I remember Al saying, 'Well, at least we will learn what the Georgia Strait is like in 15-20 winds.' Yup, we did.
A bit later, as we cleared the muddy Fraser River influence with the many logs and other debris in its field, the waves began to build. As they grew to what I gauged to be 6 feet, and occasionally splashing over the bow, I felt myself becoming tense, and knowing that we had about three hours to go still, I decided to go to the aft cabin and ride it out on the bed.
It takes a LOT of concentration and self-talk to keep myself calm in situations like this, and I cannot make the effort to speak. When Al looked and saw me on the bed, I just waved and hoped he understood that to be 'I'm fine. Don't worry about me. I'll be okay here, just get us there.'
Self talk. Prayers. Deep breathing. NOT looking out the window and seeing walls of water, or clouds rocking as we crashed over waves.
The contents of the medicine chest had all fallen into the sink below. I could smell perfume, and found the small container -- of course it was my favorite -- that had its lid knocked off. The magnet could not keep the door shut even without any contents to knock it open, so I tried to clip a towel on it to keep it from banging. The freezer is on a slider, and relies on a wedge to keep it in place under the counter. The wedge kept falling out. So I stuffed a pillow in above it, which worked, most of the time. Every so often I would have to rise from the bed and replace the pillow, or the towel on the medicine cabinet, which left the books unattended and falling off the shelf.
Jesus, I could sure use you to calm the waters, now! 'Be not afraid. I am with you.' God, just keep Al strong!
It was NOT fun. But we made it through. And we did learn.
As one final power move by Al brought us into the channel to bring us to Silva Bay, the calm was SO welcome. I came back up to the main cabin, patted Al on the back and asked, 'So how are YOU doing?' His answer was 'No.' I said, 'What? Your brain must not be working right. My question was: How are you doing?' He said 'If you ask me if I knew it would be like that, would I still go -- my answer would be 'No'. I never want to do that again!'
I had gauged the waves to be at 6 feet when I went below, and I know it got worse after that. I asked Al how big he thought they were. He said he was too busy to really assess, but at one point he looked alongside the boat, and there was a wall of water he could not see over. From all information, I believe they were 8-10 feet. This is officially the roughest water we have been in. The next morning we noted that our wind gauge had hit 43.

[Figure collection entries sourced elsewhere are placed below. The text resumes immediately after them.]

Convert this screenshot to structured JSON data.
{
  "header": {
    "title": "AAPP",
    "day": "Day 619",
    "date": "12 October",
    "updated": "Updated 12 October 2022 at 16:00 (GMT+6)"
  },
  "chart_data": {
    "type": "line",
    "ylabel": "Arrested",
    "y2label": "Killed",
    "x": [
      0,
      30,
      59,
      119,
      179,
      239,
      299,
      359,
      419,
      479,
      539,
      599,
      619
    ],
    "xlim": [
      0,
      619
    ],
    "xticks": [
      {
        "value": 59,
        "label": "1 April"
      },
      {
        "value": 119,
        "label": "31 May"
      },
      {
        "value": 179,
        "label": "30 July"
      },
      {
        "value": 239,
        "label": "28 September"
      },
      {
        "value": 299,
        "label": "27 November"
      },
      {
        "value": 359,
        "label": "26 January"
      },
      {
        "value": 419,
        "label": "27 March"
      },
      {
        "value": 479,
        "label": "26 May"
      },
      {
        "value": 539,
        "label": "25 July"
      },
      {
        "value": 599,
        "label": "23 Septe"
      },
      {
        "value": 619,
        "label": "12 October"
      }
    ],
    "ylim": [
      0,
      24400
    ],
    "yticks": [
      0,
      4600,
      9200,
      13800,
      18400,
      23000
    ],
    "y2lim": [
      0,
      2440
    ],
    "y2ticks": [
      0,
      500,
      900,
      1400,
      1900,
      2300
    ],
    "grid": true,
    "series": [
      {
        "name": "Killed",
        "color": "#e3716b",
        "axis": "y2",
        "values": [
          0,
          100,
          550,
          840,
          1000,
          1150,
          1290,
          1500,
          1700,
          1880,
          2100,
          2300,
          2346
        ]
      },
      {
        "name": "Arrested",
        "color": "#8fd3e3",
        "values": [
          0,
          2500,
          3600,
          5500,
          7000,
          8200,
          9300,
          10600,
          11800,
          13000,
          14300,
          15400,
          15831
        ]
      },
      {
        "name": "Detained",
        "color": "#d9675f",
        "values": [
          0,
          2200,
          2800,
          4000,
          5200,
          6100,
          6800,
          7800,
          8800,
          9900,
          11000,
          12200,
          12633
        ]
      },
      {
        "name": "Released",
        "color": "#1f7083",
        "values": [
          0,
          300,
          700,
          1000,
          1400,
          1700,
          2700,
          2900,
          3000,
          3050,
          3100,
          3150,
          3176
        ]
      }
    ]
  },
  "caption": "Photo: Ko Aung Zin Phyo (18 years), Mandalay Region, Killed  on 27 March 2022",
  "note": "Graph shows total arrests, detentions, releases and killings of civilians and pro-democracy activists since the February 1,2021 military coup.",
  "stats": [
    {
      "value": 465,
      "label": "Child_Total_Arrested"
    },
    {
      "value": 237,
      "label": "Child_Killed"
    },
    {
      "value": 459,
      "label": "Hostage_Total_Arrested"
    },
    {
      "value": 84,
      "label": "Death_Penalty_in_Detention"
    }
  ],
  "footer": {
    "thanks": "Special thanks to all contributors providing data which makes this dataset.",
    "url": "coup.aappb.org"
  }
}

I do not consider Viking Star to be particularly 'tiny' -- we LIVE on it after all -- but it most definitely was tossed! We spent an hour picking up, and then poured some wine (Al was wishing for scotch), and spent some time enjoying the sun on the back deck.
For the past year, since our last 'event', I have said of our full-time cruising adventure: It's all been good but 3 days. Well, add another one.